Reports today indicating a relocation and coaching change by Stéphane Lambiel, a two-time World champion (2005-06), to the New Jersey Ice Vault training rink of reigning World bronze medalist Johnny Weir came as an early morning surprise to many in the skating world – including Weir. “The first I heard about it was when I woke up to an incoming rush of text messages from friends in Europe and Russia. Everyone was looking for confirmation, but I had nothing to tell them,” Weir said.
Weir crescendoed to a first World medal last season under the firm training discipline of noted Ukrainian coach Galina Zmievskaya, who was assisted by her former student, 1992 Olympic champion Viktor Petrenko. At that time, Weir, now 23, left his longtime coach, family and home to train under Zmievskaya, in a bid to regain his national title on the road to the Vancouver 2010 Olympic podium. With a deal struck for Lambiel to train with Petrenko as his primary coach, three-time national champion Weir will have to share ice time – and the coaching duo’s attention – with the 23-year old Olympic silver medalist Lambiel.

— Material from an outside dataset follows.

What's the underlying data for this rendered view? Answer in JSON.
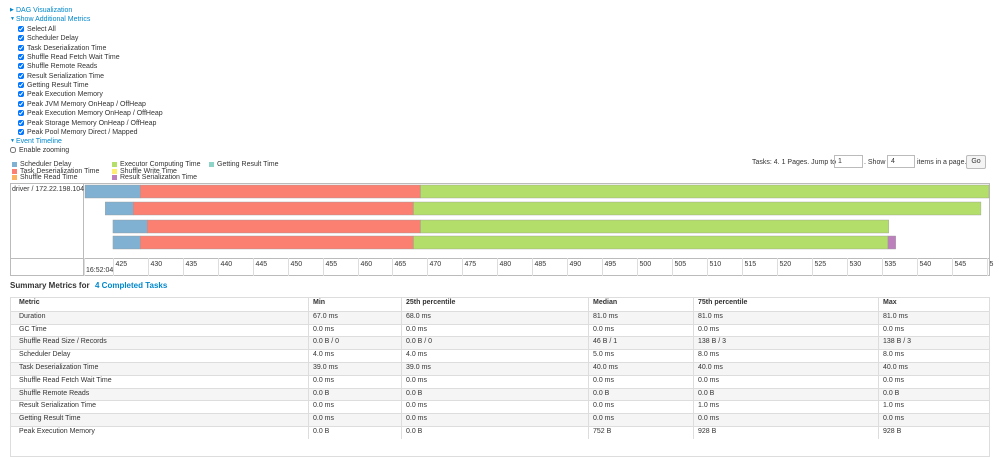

According to Weir, Petrenko only arrived back on New Jersey ice last Monday, after a trip home to the Ukraine, where he was elected vice president of the Ukrainian Figure Skating Federation. During Petrenko’s trip abroad, Lambiel spent a few days in New Jersey working with Zmievskaya. “Russians work as a team, so it’s not unusual that Stéphane was skating with Galina (Zmievskaya),” Weir said. “I imagine that Stéphane will now probably also work with the same Pilates instructor I have, and perhaps the same masseuse.”

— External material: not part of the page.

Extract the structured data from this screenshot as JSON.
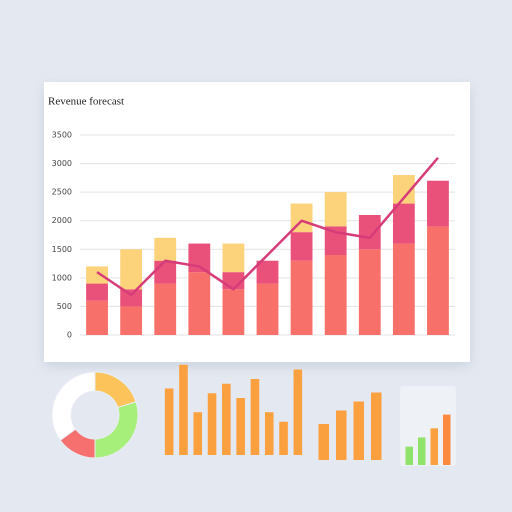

Asked how he viewed the prospect of sharing a coaching team that until now had been exclusively devoted to his training, Weir explained, “Stéphane and I go way back. At my very first international event, in 1998, we competed against each other in Slovenia. We’ve known each other a long time and a strange ‘rivalry yet friendship’ has developed between us.”
Recently Weir performed in Korea. When he returned home last week, he said he was a bit surprised to find another top level skater trying out with his coaches. “If you take the top 10 men's skaters in the world, I can’t imagine one I’d get along better with than Stéphane,” said Weir. “He’s a good guy, a great skater, and I think he can do great things for the Ice Vault rink and for my coaching team.”
Lambiel and Petrenko have skated together in ice shows over the years, including the Champions on Ice tour. Weir noted that Petrenko, and his wife and choreographer Nina Petrenko, often commented on their admiration for the Swiss skaters style and on-ice artistry.
“Galina and Viktor got back their top level coach status with the transformation they did on me last season. It’s good to see that recognized,” said Weir. “Last season, under Galina and Viktor, I beat Stéphane more than I lost to him.
Weir admits things could become too cozy for comfort once the competitive season gets underway. “I haven’t personally decided if it will be beneficial for me to train with another elite skater," he said. "We both want to be the next Olympic champion, and to do that, it will be a fight for all of the titles until Vancouver. To have a rival training next to me, on the ice doing run-throughs, observing every move I make is something I haven’t experienced and until I do, I cannot know whether I’ll like it or I won’t. But, I hope this arrangement can push us both to work hard and conquer the world.”